Gift cards are big business, and they're designed so people can give them away easily. The National Retail Federation, an industry trade group, estimated that gift-card sales this holiday season would hit more than $18 billion, predicting a 6.6 percent increase over last year's record high. Total gift-card sales this year are expected to reach $66 billion, according to Giftcertificates.com.

But a report by TowerGroup, a research and consulting firm, estimated that 12 percent to 14 percent of those cards are likely to go unredeemed. That has created a growing "aftermarket" for the cards and opened the door for people such as Mike Kelly.

About two years ago, he and his wife, Mary Jane, realized that they had about a dozen gift cards they would never use lying around. Some were for restaurants at which they never ate; others were well-intentioned but misguided wedding gifts.
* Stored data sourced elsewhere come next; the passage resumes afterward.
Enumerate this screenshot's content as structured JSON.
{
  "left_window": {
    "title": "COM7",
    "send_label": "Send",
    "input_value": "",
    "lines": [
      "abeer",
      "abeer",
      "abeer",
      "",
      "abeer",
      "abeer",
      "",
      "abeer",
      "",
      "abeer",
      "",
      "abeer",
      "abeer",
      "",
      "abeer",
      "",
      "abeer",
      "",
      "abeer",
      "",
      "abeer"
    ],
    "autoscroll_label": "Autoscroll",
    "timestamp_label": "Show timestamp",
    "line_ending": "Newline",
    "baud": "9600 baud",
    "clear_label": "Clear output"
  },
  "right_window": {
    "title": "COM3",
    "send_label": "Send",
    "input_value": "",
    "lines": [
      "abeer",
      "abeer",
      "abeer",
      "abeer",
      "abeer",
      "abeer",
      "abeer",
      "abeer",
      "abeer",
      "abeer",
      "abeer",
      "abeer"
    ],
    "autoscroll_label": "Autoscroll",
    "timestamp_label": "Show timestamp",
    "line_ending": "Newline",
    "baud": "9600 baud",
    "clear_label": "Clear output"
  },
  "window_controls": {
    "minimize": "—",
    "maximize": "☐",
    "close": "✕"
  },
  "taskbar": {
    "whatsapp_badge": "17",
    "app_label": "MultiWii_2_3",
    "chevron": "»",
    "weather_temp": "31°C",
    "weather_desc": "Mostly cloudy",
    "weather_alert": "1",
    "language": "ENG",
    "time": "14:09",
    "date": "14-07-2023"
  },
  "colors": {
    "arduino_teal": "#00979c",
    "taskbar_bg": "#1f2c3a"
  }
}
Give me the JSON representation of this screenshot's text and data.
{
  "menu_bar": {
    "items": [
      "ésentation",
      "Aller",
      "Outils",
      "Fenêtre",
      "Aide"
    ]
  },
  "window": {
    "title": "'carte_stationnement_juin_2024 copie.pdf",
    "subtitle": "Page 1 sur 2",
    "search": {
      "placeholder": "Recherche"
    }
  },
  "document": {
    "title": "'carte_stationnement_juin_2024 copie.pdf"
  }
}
"They sort of represented a stack of things that were going to collect dust," Mike Kelly said.

And the cards were worth roughly $700 -- making them very expensive dust bunnies.

That's when the couple came up with the idea of Swapagift.com, where cards are bought, sold and traded. Now the site boasts 15,000 registered users. Traffic is about 1,000 visitors on a typical day and jumps to several thousand during the holiday season. Kelly estimated that about half of all transactions occur between November and the end of January.